Thursday, January 14, 2016

tortilla dinners in the Arctic

I mention winter a lot, in the winter. My least favourite season.

But a season that fascinates me, at least when we have the proper freeze-to-death-or-be-killed-by-falling-icicles kind, not the too-mild, drown-in-grey-slush-or-expire-from-the-sheer-ugliness-of-it kind. It is so exotic, in my slightly foreign eyes. The thick snow, the stabbing cold, the everlasting darkness. The danger, in this otherwise safe and quiet country.

And the unbelieveable beauty of ice crystals and forests buried in snow. 
And the way life still moves on when arctic conditions hit hard - how people dig their cars out of immense snow drifts and drive to work, negotiating lethally icy roads with a shrug, how children go skating in minus twenty degrees Celsius. How we shut out the cold, have parties and Friday night tortilla dinners and post pictures on Facebook and argue about politics, and think nothing of the fact that if we go outside without proper gear we might die within a few minutes.

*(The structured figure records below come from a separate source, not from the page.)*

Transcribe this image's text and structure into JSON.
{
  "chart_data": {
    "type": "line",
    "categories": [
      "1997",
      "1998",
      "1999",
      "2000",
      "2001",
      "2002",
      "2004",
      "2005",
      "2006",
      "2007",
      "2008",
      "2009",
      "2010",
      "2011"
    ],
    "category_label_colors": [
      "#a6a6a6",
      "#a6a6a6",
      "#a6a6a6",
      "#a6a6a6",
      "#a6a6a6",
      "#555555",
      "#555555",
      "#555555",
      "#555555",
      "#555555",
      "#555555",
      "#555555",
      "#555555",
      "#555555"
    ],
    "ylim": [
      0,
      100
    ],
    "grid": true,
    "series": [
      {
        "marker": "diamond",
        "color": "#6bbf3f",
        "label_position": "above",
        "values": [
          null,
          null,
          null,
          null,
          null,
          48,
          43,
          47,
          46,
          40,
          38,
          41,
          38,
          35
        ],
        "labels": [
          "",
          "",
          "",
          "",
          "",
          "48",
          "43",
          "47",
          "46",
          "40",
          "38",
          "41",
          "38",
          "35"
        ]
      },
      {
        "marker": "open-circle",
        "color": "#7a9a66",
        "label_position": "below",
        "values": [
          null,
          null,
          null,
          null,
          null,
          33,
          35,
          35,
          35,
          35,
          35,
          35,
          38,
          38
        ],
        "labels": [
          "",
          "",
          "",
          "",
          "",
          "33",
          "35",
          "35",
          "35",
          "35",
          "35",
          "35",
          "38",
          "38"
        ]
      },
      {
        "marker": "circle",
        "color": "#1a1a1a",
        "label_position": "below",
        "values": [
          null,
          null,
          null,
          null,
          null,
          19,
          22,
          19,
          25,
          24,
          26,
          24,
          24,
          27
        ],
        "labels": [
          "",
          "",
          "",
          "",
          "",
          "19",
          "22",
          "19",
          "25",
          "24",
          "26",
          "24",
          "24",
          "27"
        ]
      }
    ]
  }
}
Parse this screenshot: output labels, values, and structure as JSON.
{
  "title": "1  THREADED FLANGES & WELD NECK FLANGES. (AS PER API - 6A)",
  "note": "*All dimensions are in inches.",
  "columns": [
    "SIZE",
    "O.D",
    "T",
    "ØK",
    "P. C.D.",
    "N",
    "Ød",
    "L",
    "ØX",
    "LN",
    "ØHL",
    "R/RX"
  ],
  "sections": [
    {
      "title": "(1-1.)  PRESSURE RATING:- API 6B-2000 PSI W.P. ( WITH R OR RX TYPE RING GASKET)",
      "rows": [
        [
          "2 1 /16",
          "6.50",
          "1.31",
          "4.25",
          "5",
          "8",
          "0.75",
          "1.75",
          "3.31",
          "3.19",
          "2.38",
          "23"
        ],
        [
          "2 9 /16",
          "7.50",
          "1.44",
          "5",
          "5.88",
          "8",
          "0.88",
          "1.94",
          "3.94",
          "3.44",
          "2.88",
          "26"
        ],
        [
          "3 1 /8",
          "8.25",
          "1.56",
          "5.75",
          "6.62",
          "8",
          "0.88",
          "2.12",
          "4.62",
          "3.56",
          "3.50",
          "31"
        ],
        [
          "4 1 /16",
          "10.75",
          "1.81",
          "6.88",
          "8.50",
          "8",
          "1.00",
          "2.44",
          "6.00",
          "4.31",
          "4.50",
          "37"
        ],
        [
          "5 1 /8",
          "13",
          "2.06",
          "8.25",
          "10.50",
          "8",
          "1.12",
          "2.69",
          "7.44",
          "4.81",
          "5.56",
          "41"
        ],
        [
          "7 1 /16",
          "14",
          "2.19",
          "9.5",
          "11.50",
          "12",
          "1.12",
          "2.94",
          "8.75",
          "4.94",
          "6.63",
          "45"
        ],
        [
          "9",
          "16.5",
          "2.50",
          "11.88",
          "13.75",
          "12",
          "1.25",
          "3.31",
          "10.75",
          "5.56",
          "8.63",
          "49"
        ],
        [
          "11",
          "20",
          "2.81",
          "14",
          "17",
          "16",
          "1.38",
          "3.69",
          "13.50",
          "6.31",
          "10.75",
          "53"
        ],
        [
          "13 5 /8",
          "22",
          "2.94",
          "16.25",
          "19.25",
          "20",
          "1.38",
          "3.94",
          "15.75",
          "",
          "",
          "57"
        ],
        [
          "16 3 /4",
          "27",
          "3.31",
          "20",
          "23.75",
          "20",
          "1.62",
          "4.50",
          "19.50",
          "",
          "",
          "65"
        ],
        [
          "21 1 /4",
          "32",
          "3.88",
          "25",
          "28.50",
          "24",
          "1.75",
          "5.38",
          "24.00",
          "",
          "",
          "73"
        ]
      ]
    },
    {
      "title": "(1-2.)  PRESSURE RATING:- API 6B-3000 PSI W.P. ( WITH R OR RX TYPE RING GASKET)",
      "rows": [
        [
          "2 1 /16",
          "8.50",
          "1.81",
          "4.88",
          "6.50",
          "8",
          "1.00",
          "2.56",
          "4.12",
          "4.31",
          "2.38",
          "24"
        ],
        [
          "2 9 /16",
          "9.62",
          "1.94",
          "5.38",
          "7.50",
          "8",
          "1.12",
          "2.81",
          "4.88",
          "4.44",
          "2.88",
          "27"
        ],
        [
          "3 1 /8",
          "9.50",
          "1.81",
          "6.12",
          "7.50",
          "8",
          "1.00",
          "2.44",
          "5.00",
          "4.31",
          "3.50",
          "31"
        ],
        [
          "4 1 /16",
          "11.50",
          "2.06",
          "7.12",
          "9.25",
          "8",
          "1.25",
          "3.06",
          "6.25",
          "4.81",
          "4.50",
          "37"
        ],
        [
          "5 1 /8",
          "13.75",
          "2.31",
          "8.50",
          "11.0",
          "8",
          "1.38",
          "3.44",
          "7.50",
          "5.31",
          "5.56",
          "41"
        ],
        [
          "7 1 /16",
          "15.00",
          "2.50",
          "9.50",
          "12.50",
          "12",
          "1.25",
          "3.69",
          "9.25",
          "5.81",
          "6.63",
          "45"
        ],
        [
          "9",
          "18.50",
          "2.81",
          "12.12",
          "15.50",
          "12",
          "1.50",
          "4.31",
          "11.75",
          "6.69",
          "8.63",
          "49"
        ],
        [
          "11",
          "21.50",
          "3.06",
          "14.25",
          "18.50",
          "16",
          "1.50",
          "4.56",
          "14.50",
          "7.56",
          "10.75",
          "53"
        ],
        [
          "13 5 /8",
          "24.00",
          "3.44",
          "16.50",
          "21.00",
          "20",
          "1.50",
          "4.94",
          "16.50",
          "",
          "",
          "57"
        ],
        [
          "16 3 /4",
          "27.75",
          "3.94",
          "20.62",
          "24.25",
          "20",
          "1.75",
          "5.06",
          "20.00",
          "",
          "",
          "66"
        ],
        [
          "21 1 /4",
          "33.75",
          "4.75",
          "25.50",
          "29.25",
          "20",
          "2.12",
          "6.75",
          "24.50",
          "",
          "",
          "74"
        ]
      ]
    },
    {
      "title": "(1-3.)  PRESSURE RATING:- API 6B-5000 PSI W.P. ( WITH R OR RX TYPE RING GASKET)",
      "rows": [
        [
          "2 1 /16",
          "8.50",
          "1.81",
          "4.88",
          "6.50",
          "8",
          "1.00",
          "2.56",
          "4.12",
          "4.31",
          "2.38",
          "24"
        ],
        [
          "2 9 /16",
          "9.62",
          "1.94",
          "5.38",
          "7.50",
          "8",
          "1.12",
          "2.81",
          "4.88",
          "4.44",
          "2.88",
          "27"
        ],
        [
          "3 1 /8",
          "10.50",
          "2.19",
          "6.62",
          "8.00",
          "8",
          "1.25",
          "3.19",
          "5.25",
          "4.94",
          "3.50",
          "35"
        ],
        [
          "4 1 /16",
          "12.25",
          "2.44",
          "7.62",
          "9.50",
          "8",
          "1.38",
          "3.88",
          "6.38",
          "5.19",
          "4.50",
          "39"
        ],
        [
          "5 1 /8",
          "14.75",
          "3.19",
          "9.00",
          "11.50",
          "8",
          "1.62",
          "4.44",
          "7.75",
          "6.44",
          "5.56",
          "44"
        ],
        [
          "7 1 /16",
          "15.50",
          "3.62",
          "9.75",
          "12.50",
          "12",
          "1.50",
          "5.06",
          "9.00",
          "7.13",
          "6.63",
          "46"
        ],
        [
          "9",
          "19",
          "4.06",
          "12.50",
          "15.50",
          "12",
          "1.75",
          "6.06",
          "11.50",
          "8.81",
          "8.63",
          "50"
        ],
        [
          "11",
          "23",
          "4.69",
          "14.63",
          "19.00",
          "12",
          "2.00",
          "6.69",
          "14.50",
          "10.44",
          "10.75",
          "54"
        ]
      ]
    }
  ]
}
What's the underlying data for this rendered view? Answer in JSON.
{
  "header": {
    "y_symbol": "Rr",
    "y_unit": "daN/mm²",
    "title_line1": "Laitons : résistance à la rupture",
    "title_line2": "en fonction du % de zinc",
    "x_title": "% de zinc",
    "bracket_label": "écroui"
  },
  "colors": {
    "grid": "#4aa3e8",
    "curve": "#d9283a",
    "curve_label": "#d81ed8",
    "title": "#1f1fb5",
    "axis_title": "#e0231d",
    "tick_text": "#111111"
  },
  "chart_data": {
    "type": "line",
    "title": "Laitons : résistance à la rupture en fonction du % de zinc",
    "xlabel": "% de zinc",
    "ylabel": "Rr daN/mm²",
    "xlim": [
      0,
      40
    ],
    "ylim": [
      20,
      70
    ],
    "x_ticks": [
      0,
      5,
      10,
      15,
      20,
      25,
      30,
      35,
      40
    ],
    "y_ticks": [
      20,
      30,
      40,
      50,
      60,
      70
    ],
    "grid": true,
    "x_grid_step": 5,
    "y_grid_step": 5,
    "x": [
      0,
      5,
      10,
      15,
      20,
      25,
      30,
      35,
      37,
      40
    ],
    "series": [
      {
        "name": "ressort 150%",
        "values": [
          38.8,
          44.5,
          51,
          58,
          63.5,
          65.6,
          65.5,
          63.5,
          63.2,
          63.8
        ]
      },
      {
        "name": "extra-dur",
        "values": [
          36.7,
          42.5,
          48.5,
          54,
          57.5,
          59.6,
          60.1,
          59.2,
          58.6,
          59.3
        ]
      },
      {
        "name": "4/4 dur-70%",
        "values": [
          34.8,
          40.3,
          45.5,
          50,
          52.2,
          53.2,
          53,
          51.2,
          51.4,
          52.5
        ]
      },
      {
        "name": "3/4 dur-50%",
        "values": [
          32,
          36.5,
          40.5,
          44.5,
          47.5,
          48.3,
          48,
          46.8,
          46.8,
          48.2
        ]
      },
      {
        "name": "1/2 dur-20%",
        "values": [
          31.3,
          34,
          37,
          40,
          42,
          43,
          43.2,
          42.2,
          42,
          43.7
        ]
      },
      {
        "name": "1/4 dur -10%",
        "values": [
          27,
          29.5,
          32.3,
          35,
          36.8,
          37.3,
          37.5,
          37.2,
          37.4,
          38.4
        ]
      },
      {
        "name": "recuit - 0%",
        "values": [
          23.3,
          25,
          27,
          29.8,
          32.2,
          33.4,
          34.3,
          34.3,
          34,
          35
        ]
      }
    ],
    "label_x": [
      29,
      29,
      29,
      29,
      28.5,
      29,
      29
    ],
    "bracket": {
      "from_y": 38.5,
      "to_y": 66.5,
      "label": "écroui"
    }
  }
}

I'm reading a beautiful thriller, Rosamund Lupton's The Quality of Silence. An English mother and her deaf little daughter somehow end up in northern Alaska, driving a truck on ice roads on a desperate mission. It's so far-fetched that I'm enthralled. And parts of it are familiar in my exotic homeland. Driving in complete darkness, without even the hope of a dawn, stopping to scrape ice off your vehicle in the murderous cold. The immense loneliness of it - knowing that if something happens, you're completely on your own.

I put the book down at last, with a relieved sigh. Darkness and cold may be surrounding me too, but I also have a warm bed, hot peppermint tea and an ongoing Messenger chat with friends.